You may be eligible to claim the costs of some or all medical treatments and services.
This can include:
- treatment by medical practitioners, physiotherapists, chiropractors, osteopaths, psychologists, counsellors, exercise physiologists, other allied health practitioners
- provision of artificial aids
- domestic assistance services
- nursing, medical and medicine supplies (provided outside of hospital treatment)
- modifications to your home or vehicle.
The insurer will only pay expenses for treatment or services which are reasonably necessary as a result of your injury, so you should seek the insurer’s approval for most treatments first.
Generally, the insurer does not have to pay for treatment or services they have not approved before you undergo the treatment. However, some treatments don’t require pre-approval in order for you to claim expenses. These include but are not limited to:
- initial treatment (any treatment within 48 hours of the injury happening)
- consultations with your nominated treating doctor (NTD) in relation to your injury
- treatment during a consultation for the injury provided by your nominated treating doctor within one month of the injury
- any services for the injury that are provided in the emergency department of a public hospital
- some treatments with allied health professionals (eg. physiotherapists, chiropractors, osteopaths, psychologists, counsellors, exercise physiologists).
Refer to Part 4 of the workers compensation guidelines for full details including the time frames for claiming medical expenses.
This includes treatment at public and private hospitals.
This includes emergency, non-emergency and inter hospital transfers provided by the Ambulance Service of NSW.
These services are provided by approved workplace rehabilitation providers and include:
- return to work and case management
- vocational, functional and workplace assessments
- job analysis and modification
- identification of suitable employment
- worker retraining and placement in suitable employment.
You can claim for travel to attend medical, hospital and rehabilitation appointments.
The maximum amount payable if you’re using a private motor vehicle transport is $0.55 per kilometre.
You will need to keep:
- a record of the kilometres if you use a private motor vehicle
- receipts for public transport.
If you require an escort to travel with you for an approved treatment or service, they are also able to be reimbursed for fares, travel costs and maintenance that have been necessarily and reasonably incurred.
Generally, travel costs require pre-approval by the insurer – unless the travel is for treatment exempt from pre-approval.
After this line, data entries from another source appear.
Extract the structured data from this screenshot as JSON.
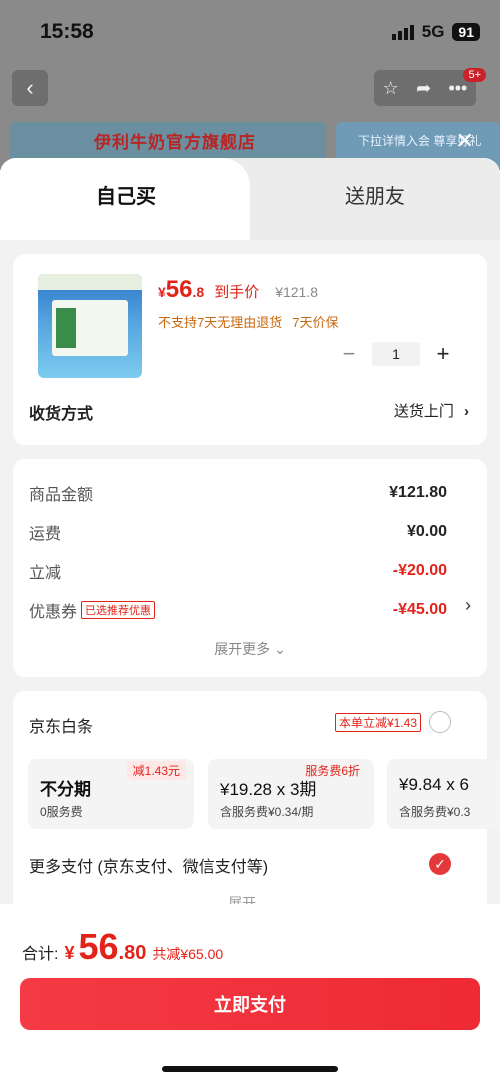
{
  "status": {
    "time": "15:58",
    "network": "5G",
    "battery": "91"
  },
  "background": {
    "shop_banner": "伊利牛奶官方旗舰店",
    "promo_banner": "下拉详情入会 尊享好礼",
    "message_badge": "5+"
  },
  "tabs": [
    {
      "label": "自己买"
    },
    {
      "label": "送朋友"
    }
  ],
  "product": {
    "currency": "¥",
    "price_int": "56",
    "price_dec": ".8",
    "price_note": "到手价",
    "original_price": "¥121.8",
    "policies": [
      "不支持7天无理由退货",
      "7天价保"
    ],
    "quantity": "1"
  },
  "shipping": {
    "label": "收货方式",
    "value": "送货上门"
  },
  "summary": {
    "rows": [
      {
        "label": "商品金额",
        "value": "¥121.80"
      },
      {
        "label": "运费",
        "value": "¥0.00"
      },
      {
        "label": "立减",
        "value": "-¥20.00"
      },
      {
        "label": "优惠券",
        "tag": "已选推荐优惠",
        "value": "-¥45.00"
      }
    ],
    "expand": "展开更多"
  },
  "payment": {
    "baitiao": {
      "title": "京东白条",
      "tag": "本单立减¥1.43"
    },
    "plans": [
      {
        "title": "不分期",
        "sub": "0服务费",
        "badge": "减1.43元"
      },
      {
        "title": "¥19.28 x 3期",
        "sub": "含服务费¥0.34/期",
        "badge": "服务费6折"
      },
      {
        "title": "¥9.84 x 6",
        "sub": "含服务费¥0.3",
        "badge": ""
      }
    ],
    "more": "更多支付 (京东支付、微信支付等)",
    "expand": "展开"
  },
  "footer": {
    "total_label": "合计:",
    "currency": "¥",
    "total_int": "56",
    "total_dec": ".80",
    "savings": "共减¥65.00",
    "pay_button": "立即支付"
  },
  "colors": {
    "accent": "#e2231a",
    "button": "#f43a44",
    "warning_text": "#c8690f"
  }
}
Eligibility and how to claim treatment and services
Medical, hospital and rehabilitation expenses will be paid where the treatment or service:
- meets the definition described in section 59 of the 1987 Act
- takes place while the worker is entitled to receive compensation for the medical, hospital and rehabilitation expenses
- is pre-approved by the insurer (unless the treatment or service is exempt from pre-approval)
You or the service provider should give the insurer enough information to determine whether the treatment or service you have asked for is or was reasonably necessary.
The information may include:
- your workers compensation certificate of capacity recommending treatment
- allied health recovery requests
- specialist referrals or reports.
If the insurer requires more information, they should contact the treatment or service provider first.
How long am I covered for?
You may only claim for the cost of medical and related treatment, hospital treatment and rehabilitation services during a specific compensation entitlement period.
The compensation period that applies to you depends on whether or not your injury has resulted in an assessed degree of permanent impairment.
Workers with no permanent impairment or a permanent impairment assessed as 10 per cent or less can claim expenses for treatment or services provided:
- for two years after weekly payments stop being payable, or
- for two years from the date of claim if no weekly payments made.
Workers with a degree of permanent impairment assessed as more than 10 per cent but not more than 20 per cent can claim expenses for treatment or services provided:
- for five years after weekly payments stop being payable, or
- for five years from the date of claim if no weekly payments made.
Workers with high needs can claim medical and related expenses for life. A worker with high needs is a worker:
- with a permanent impairment assessed as more than 20 per cent
- an assessment of the degree of permanent impairment is pending and has not been made because an approved medical specialist has declined to make the assessment on the basis that maximum medical improvement has not been reached and the degree of permanent impairment is not fully ascertainable, or
- the insurer is satisfied that the degree of permanent impairment is likely to be more than 20 per cent.
- The workers compensation benefits guide contains the past and current benefits payable for medical, hospital and rehabilitation expenses.
If you've contracted a compensable dust disease because of your work, you need to contact icare dust diseases care, also known as the Dust Diseases Authority (DDA).
They provide compensation, treatment and support for workers and their families.
Along with compensation, they also fund ongoing assistance to support quality of life. This can include mobility aids, personal care, medication and treatment from health professionals, as well as general assistance such as domestic support and respite care for families.
Sometimes there can be disputes about compensation. If there’s a dispute, there’s help available. Our workers compensation disputes section has more information.